Les célèbres lois de l'hérédité de Mendel, établies il y a plus d'un siècle, pourraient ne pas être aussi universelles qu'on le croyait. Une étude récente sur des souris révèle que certains caractères peuvent se transmettre d'une génération à l'autre sans suivre les règles classiques de la génétique, grâce à des modifications chimiques qui agissent sur l'ADN sans en modifier la séquence.
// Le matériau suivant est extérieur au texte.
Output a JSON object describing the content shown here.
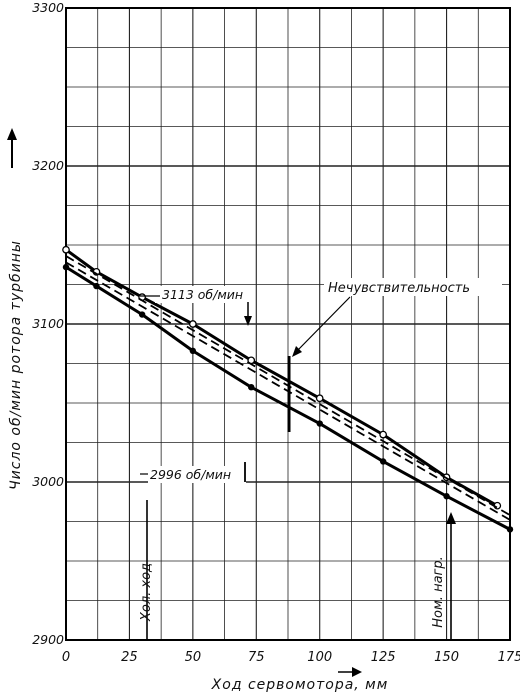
{
  "chart_data": {
    "type": "line",
    "title": "",
    "xlabel": "Ход сервомотора, мм",
    "ylabel": "Число об/мин ротора турбины",
    "xlim": [
      0,
      175
    ],
    "ylim": [
      2900,
      3300
    ],
    "x_tick_labels": [
      "0",
      "25",
      "50",
      "75",
      "100",
      "125",
      "150",
      "175"
    ],
    "y_tick_labels": [
      "2900",
      "3000",
      "3100",
      "3200",
      "3300"
    ],
    "grid": true,
    "series": [
      {
        "x": [
          0,
          12,
          30,
          50,
          73,
          100,
          125,
          150,
          170
        ],
        "y": [
          3147,
          3133,
          3117,
          3100,
          3077,
          3053,
          3030,
          3003,
          2985
        ],
        "marker": "open-circle"
      },
      {
        "x": [
          0,
          175
        ],
        "y": [
          3143,
          2979
        ],
        "marker": "none",
        "dashed": true
      },
      {
        "x": [
          0,
          175
        ],
        "y": [
          3139,
          2976
        ],
        "marker": "none",
        "dashed": true
      },
      {
        "x": [
          0,
          12,
          30,
          50,
          73,
          100,
          125,
          150,
          175
        ],
        "y": [
          3136,
          3124,
          3106,
          3083,
          3060,
          3037,
          3013,
          2991,
          2970
        ],
        "marker": "filled-dot"
      }
    ],
    "annotations": [
      {
        "text": "3113 об/мин",
        "x": 62,
        "y": 3113
      },
      {
        "text": "2996 об/мин",
        "x": 62,
        "y": 3007
      },
      {
        "text": "Нечувствительность",
        "x": 88,
        "y": 3130
      },
      {
        "text": "Хол. ход",
        "x": 30,
        "y": 2960
      },
      {
        "text": "Ном. нагр.",
        "x": 150,
        "y": 2960
      }
    ]
  }
}
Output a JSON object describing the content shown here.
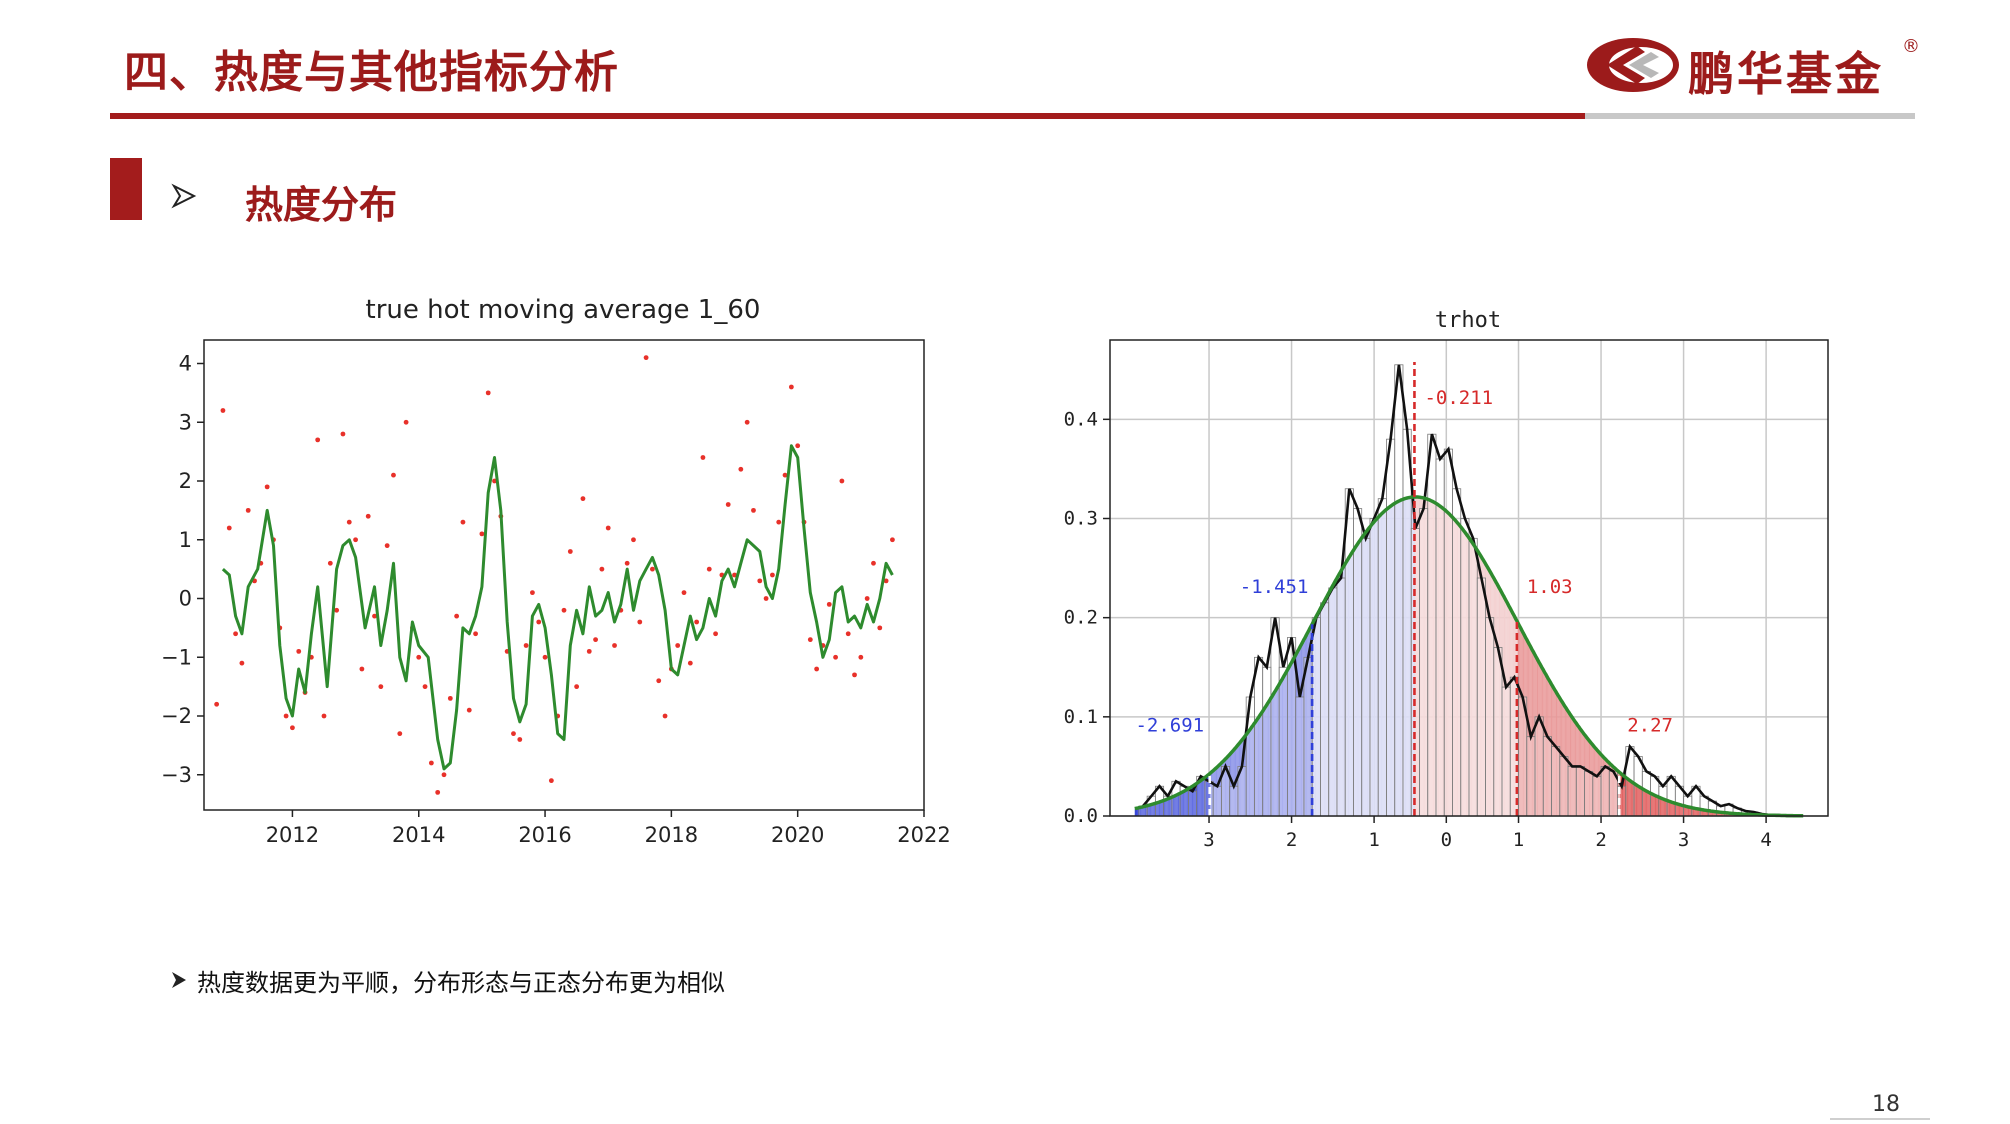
{
  "header": {
    "title": "四、热度与其他指标分析",
    "brand": "鹏华基金",
    "registered_mark": "®"
  },
  "section": {
    "title": "热度分布"
  },
  "note": "热度数据更为平顺，分布形态与正态分布更为相似",
  "page_number": "18",
  "colors": {
    "brand_red": "#9c1b1b",
    "rule_grey": "#c8c8c8",
    "scatter_red": "#e8312a",
    "ma_green": "#2e8b2e",
    "neg_blue": "#2f3fd8",
    "pos_red": "#d62a2a"
  },
  "icons": {
    "section_arrow": "arrowhead-icon",
    "note_arrow": "arrowhead-icon"
  },
  "chart_data": [
    {
      "type": "scatter",
      "title": "true hot moving average 1_60",
      "xlabel": "",
      "ylabel": "",
      "xlim": [
        2010.6,
        2022.0
      ],
      "ylim": [
        -3.6,
        4.4
      ],
      "x_ticks": [
        "2012",
        "2014",
        "2016",
        "2018",
        "2020",
        "2022"
      ],
      "y_ticks": [
        "4",
        "3",
        "2",
        "1",
        "0",
        "−1",
        "−2",
        "−3"
      ],
      "grid": false,
      "series": [
        {
          "style": "red-dots",
          "x": [
            2010.8,
            2010.9,
            2011.0,
            2011.1,
            2011.2,
            2011.3,
            2011.4,
            2011.5,
            2011.6,
            2011.7,
            2011.8,
            2011.9,
            2012.0,
            2012.1,
            2012.2,
            2012.3,
            2012.4,
            2012.5,
            2012.6,
            2012.7,
            2012.8,
            2012.9,
            2013.0,
            2013.1,
            2013.2,
            2013.3,
            2013.4,
            2013.5,
            2013.6,
            2013.7,
            2013.8,
            2013.9,
            2014.0,
            2014.1,
            2014.2,
            2014.3,
            2014.4,
            2014.5,
            2014.6,
            2014.7,
            2014.8,
            2014.9,
            2015.0,
            2015.1,
            2015.2,
            2015.3,
            2015.4,
            2015.5,
            2015.6,
            2015.7,
            2015.8,
            2015.9,
            2016.0,
            2016.1,
            2016.2,
            2016.3,
            2016.4,
            2016.5,
            2016.6,
            2016.7,
            2016.8,
            2016.9,
            2017.0,
            2017.1,
            2017.2,
            2017.3,
            2017.4,
            2017.5,
            2017.6,
            2017.7,
            2017.8,
            2017.9,
            2018.0,
            2018.1,
            2018.2,
            2018.3,
            2018.4,
            2018.5,
            2018.6,
            2018.7,
            2018.8,
            2018.9,
            2019.0,
            2019.1,
            2019.2,
            2019.3,
            2019.4,
            2019.5,
            2019.6,
            2019.7,
            2019.8,
            2019.9,
            2020.0,
            2020.1,
            2020.2,
            2020.3,
            2020.4,
            2020.5,
            2020.6,
            2020.7,
            2020.8,
            2020.9,
            2021.0,
            2021.1,
            2021.2,
            2021.3,
            2021.4,
            2021.5
          ],
          "y": [
            -1.8,
            3.2,
            1.2,
            -0.6,
            -1.1,
            1.5,
            0.3,
            0.6,
            1.9,
            1.0,
            -0.5,
            -2.0,
            -2.2,
            -0.9,
            -1.6,
            -1.0,
            2.7,
            -2.0,
            0.6,
            -0.2,
            2.8,
            1.3,
            1.0,
            -1.2,
            1.4,
            -0.3,
            -1.5,
            0.9,
            2.1,
            -2.3,
            3.0,
            -0.5,
            -1.0,
            -1.5,
            -2.8,
            -3.3,
            -3.0,
            -1.7,
            -0.3,
            1.3,
            -1.9,
            -0.6,
            1.1,
            3.5,
            2.0,
            1.4,
            -0.9,
            -2.3,
            -2.4,
            -0.8,
            0.1,
            -0.4,
            -1.0,
            -3.1,
            -2.0,
            -0.2,
            0.8,
            -1.5,
            1.7,
            -0.9,
            -0.7,
            0.5,
            1.2,
            -0.8,
            -0.2,
            0.6,
            1.0,
            -0.4,
            4.1,
            0.5,
            -1.4,
            -2.0,
            -1.2,
            -0.8,
            0.1,
            -1.1,
            -0.4,
            2.4,
            0.5,
            -0.6,
            0.4,
            1.6,
            0.4,
            2.2,
            3.0,
            1.5,
            0.3,
            0.0,
            0.4,
            1.3,
            2.1,
            3.6,
            2.6,
            1.3,
            -0.7,
            -1.2,
            -0.8,
            -0.1,
            -1.0,
            2.0,
            -0.6,
            -1.3,
            -1.0,
            0.0,
            0.6,
            -0.5,
            0.3,
            1.0
          ]
        },
        {
          "style": "green-line",
          "x": [
            2010.9,
            2011.0,
            2011.1,
            2011.2,
            2011.3,
            2011.45,
            2011.6,
            2011.7,
            2011.8,
            2011.9,
            2012.0,
            2012.1,
            2012.2,
            2012.3,
            2012.4,
            2012.55,
            2012.7,
            2012.8,
            2012.9,
            2013.0,
            2013.15,
            2013.3,
            2013.4,
            2013.5,
            2013.6,
            2013.7,
            2013.8,
            2013.9,
            2014.0,
            2014.15,
            2014.3,
            2014.4,
            2014.5,
            2014.6,
            2014.7,
            2014.8,
            2014.9,
            2015.0,
            2015.1,
            2015.2,
            2015.3,
            2015.4,
            2015.5,
            2015.6,
            2015.7,
            2015.8,
            2015.9,
            2016.0,
            2016.1,
            2016.2,
            2016.3,
            2016.4,
            2016.5,
            2016.6,
            2016.7,
            2016.8,
            2016.9,
            2017.0,
            2017.1,
            2017.2,
            2017.3,
            2017.4,
            2017.5,
            2017.6,
            2017.7,
            2017.8,
            2017.9,
            2018.0,
            2018.1,
            2018.2,
            2018.3,
            2018.4,
            2018.5,
            2018.6,
            2018.7,
            2018.8,
            2018.9,
            2019.0,
            2019.1,
            2019.2,
            2019.3,
            2019.4,
            2019.5,
            2019.6,
            2019.7,
            2019.8,
            2019.9,
            2020.0,
            2020.1,
            2020.2,
            2020.3,
            2020.4,
            2020.5,
            2020.6,
            2020.7,
            2020.8,
            2020.9,
            2021.0,
            2021.1,
            2021.2,
            2021.3,
            2021.4,
            2021.5
          ],
          "y": [
            0.5,
            0.4,
            -0.3,
            -0.6,
            0.2,
            0.5,
            1.5,
            0.9,
            -0.8,
            -1.7,
            -2.0,
            -1.2,
            -1.6,
            -0.6,
            0.2,
            -1.5,
            0.5,
            0.9,
            1.0,
            0.7,
            -0.5,
            0.2,
            -0.8,
            -0.2,
            0.6,
            -1.0,
            -1.4,
            -0.4,
            -0.8,
            -1.0,
            -2.4,
            -2.9,
            -2.8,
            -1.9,
            -0.5,
            -0.6,
            -0.3,
            0.2,
            1.8,
            2.4,
            1.5,
            -0.4,
            -1.7,
            -2.1,
            -1.8,
            -0.3,
            -0.1,
            -0.5,
            -1.3,
            -2.3,
            -2.4,
            -0.8,
            -0.2,
            -0.6,
            0.2,
            -0.3,
            -0.2,
            0.1,
            -0.4,
            -0.1,
            0.5,
            -0.2,
            0.3,
            0.5,
            0.7,
            0.4,
            -0.2,
            -1.2,
            -1.3,
            -0.8,
            -0.3,
            -0.7,
            -0.5,
            0.0,
            -0.3,
            0.3,
            0.5,
            0.2,
            0.6,
            1.0,
            0.9,
            0.8,
            0.2,
            0.0,
            0.5,
            1.6,
            2.6,
            2.4,
            1.2,
            0.1,
            -0.4,
            -1.0,
            -0.7,
            0.1,
            0.2,
            -0.4,
            -0.3,
            -0.5,
            -0.1,
            -0.4,
            0.0,
            0.6,
            0.4
          ]
        }
      ]
    },
    {
      "type": "bar",
      "title": "trhot",
      "xlabel": "",
      "ylabel": "",
      "xlim": [
        -3.9,
        4.8
      ],
      "ylim": [
        0.0,
        0.48
      ],
      "x_ticks": [
        {
          "value": -2.7,
          "label": "3"
        },
        {
          "value": -1.7,
          "label": "2"
        },
        {
          "value": -0.7,
          "label": "1"
        },
        {
          "value": 0.175,
          "label": "0"
        },
        {
          "value": 1.05,
          "label": "1"
        },
        {
          "value": 2.05,
          "label": "2"
        },
        {
          "value": 3.05,
          "label": "3"
        },
        {
          "value": 4.05,
          "label": "4"
        }
      ],
      "y_ticks": [
        "0.0",
        "0.1",
        "0.2",
        "0.3",
        "0.4"
      ],
      "grid": true,
      "histogram": {
        "bin_width": 0.1,
        "x": [
          -3.5,
          -3.4,
          -3.3,
          -3.2,
          -3.1,
          -3.0,
          -2.9,
          -2.8,
          -2.7,
          -2.6,
          -2.5,
          -2.4,
          -2.3,
          -2.2,
          -2.1,
          -2.0,
          -1.9,
          -1.8,
          -1.7,
          -1.6,
          -1.5,
          -1.4,
          -1.3,
          -1.2,
          -1.1,
          -1.0,
          -0.9,
          -0.8,
          -0.7,
          -0.6,
          -0.5,
          -0.4,
          -0.3,
          -0.2,
          -0.1,
          0.0,
          0.1,
          0.2,
          0.3,
          0.4,
          0.5,
          0.6,
          0.7,
          0.8,
          0.9,
          1.0,
          1.1,
          1.2,
          1.3,
          1.4,
          1.5,
          1.6,
          1.7,
          1.8,
          1.9,
          2.0,
          2.1,
          2.2,
          2.3,
          2.4,
          2.5,
          2.6,
          2.7,
          2.8,
          2.9,
          3.0,
          3.1,
          3.2,
          3.3,
          3.4,
          3.5,
          3.6,
          3.7,
          3.8,
          3.9,
          4.0,
          4.1,
          4.2,
          4.3,
          4.4
        ],
        "density": [
          0.01,
          0.02,
          0.03,
          0.02,
          0.035,
          0.03,
          0.025,
          0.04,
          0.035,
          0.03,
          0.05,
          0.03,
          0.05,
          0.12,
          0.16,
          0.15,
          0.2,
          0.15,
          0.18,
          0.12,
          0.16,
          0.2,
          0.215,
          0.23,
          0.24,
          0.33,
          0.31,
          0.28,
          0.3,
          0.32,
          0.38,
          0.455,
          0.39,
          0.29,
          0.31,
          0.385,
          0.36,
          0.37,
          0.33,
          0.3,
          0.28,
          0.24,
          0.2,
          0.17,
          0.13,
          0.14,
          0.12,
          0.08,
          0.1,
          0.08,
          0.07,
          0.06,
          0.05,
          0.05,
          0.045,
          0.04,
          0.05,
          0.045,
          0.03,
          0.07,
          0.06,
          0.045,
          0.04,
          0.03,
          0.04,
          0.03,
          0.02,
          0.03,
          0.02,
          0.015,
          0.01,
          0.012,
          0.008,
          0.005,
          0.004,
          0.002,
          0.001,
          0.001,
          0.0,
          0.0
        ]
      },
      "normal_fit": {
        "mean": -0.2,
        "sd": 1.24
      },
      "quantile_lines": [
        {
          "value": -2.691,
          "label": "-2.691",
          "color": "blue"
        },
        {
          "value": -1.451,
          "label": "-1.451",
          "color": "blue"
        },
        {
          "value": -0.211,
          "label": "-0.211",
          "color": "red"
        },
        {
          "value": 1.03,
          "label": "1.03",
          "color": "red"
        },
        {
          "value": 2.27,
          "label": "2.27",
          "color": "red"
        }
      ]
    }
  ]
}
Ces modifications, appelées épigénétiques, incluent notamment la méthylation de l'ADN, un processus où des groupes chimiques se fixent sur certaines parties du génome pour activer ou désactiver des gènes. Jusqu'à présent, on pensait que ces marques se réinitialisaient à chaque génération, mais les nouvelles observations indiquent qu'elles peuvent être héritées de manière inattendue.
Une équipe de chercheurs s'est penchée sur ce phénomène en analysant des échantillons de tissus de trois générations de souris, âgées de 4 à 6 mois. Grâce à des techniques de séquençage longue durée, ils ont pu suivre à la fois les variations génétiques et les schémas de méthylation chez 26 individus de première génération, 34 de seconde et 19 de troisième.
Les résultats montrent qu'environ 7% des motifs de méthylation hérités ne respectent pas les règles de Mendel. Certains cas sont particulièrement surprenants: des marques de méthylation apparaissent chez les descendants alors qu'elles étaient absentes chez les deux parents. Comme le dit Andrew Feinberg, chercheur principal, "la méthylation semble surgir de nulle part".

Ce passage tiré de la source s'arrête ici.